Dual Pathways in Dermatological AI: A Machine Learning Survey on Image-based and Biopsy- Driven Skin Disease Classification

Authors

Priyansh Kushwaha, Juhi Singh

Abstract

Skin diseases represent a significant global health burden, requiring timely and accurate diagnosis to prevent disease progression and reduce clinical workload. Recent advances in artificial intelligence (AI) and machine learning (ML) have enabled automated diagnostic systems that analyze dermatological images and biopsy-derived data with increasing accuracy.
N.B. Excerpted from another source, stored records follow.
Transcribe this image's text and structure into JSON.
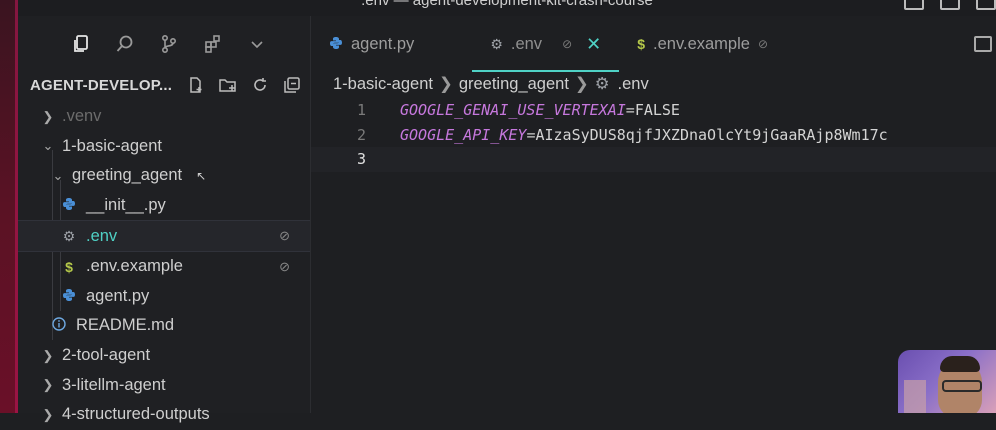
{
  "window": {
    "title": ".env — agent-development-kit-crash-course"
  },
  "sidebar": {
    "explorer_title": "AGENT-DEVELOP...",
    "tree": [
      {
        "label": ".venv",
        "level": 0,
        "type": "folder",
        "expanded": false,
        "dim": true
      },
      {
        "label": "1-basic-agent",
        "level": 0,
        "type": "folder",
        "expanded": true
      },
      {
        "label": "greeting_agent",
        "level": 1,
        "type": "folder",
        "expanded": true
      },
      {
        "label": "__init__.py",
        "level": 2,
        "type": "python"
      },
      {
        "label": ".env",
        "level": 2,
        "type": "env",
        "selected": true,
        "badge": "⊘"
      },
      {
        "label": ".env.example",
        "level": 2,
        "type": "dollar",
        "badge": "⊘"
      },
      {
        "label": "agent.py",
        "level": 2,
        "type": "python"
      },
      {
        "label": "README.md",
        "level": 1,
        "type": "info"
      },
      {
        "label": "2-tool-agent",
        "level": 0,
        "type": "folder",
        "expanded": false
      },
      {
        "label": "3-litellm-agent",
        "level": 0,
        "type": "folder",
        "expanded": false
      },
      {
        "label": "4-structured-outputs",
        "level": 0,
        "type": "folder",
        "expanded": false
      }
    ]
  },
  "tabs": [
    {
      "label": "agent.py",
      "icon": "python-icon"
    },
    {
      "label": ".env",
      "icon": "gear-icon",
      "active": true
    },
    {
      "label": ".env.example",
      "icon": "dollar-icon"
    }
  ],
  "breadcrumb": {
    "part1": "1-basic-agent",
    "part2": "greeting_agent",
    "part3": ".env"
  },
  "code": [
    {
      "num": "1",
      "key": "GOOGLE_GENAI_USE_VERTEXAI",
      "value": "FALSE"
    },
    {
      "num": "2",
      "key": "GOOGLE_API_KEY",
      "value": "AIzaSyDUS8qjfJXZDnaOlcYt9jGaaRAjp8Wm17c"
    },
    {
      "num": "3",
      "key": "",
      "value": ""
    }
  ],
  "colors": {
    "accent": "#4fd1c5",
    "env_key": "#c678dd",
    "python": "#4a8fd6"
  }
}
However, existing surveys often remain descriptive, lack of methodological synthesis, and underexplore clinical translation challenges. This paper presents a comprehensive and critical survey of AI-based skin disease classification systems developed between 2020 and 2025, with a dual focus on image-based and biopsy-driven approaches. A structured taxonomy is introduced to categorize existing methods based on data modality, learning paradigm, model architecture, and clinical objectives. Beyond performance reporting, this work provides analytical insights into why certain models succeed under specific conditions and where their limitations arise. The survey further synthesizes reported results through a comparative quantitative analysis, highlighting trends in diagnostic accuracy, generalizability, and scalability. Key challenges related to dataset bias, annotation quality, explainability, clinical integration, and regulatory compliance are examined in detail. Finally, a prioritized research roadmap is proposed to guide future developments toward trustworthy, multimodal, and clinically deployable dermatological AI systems.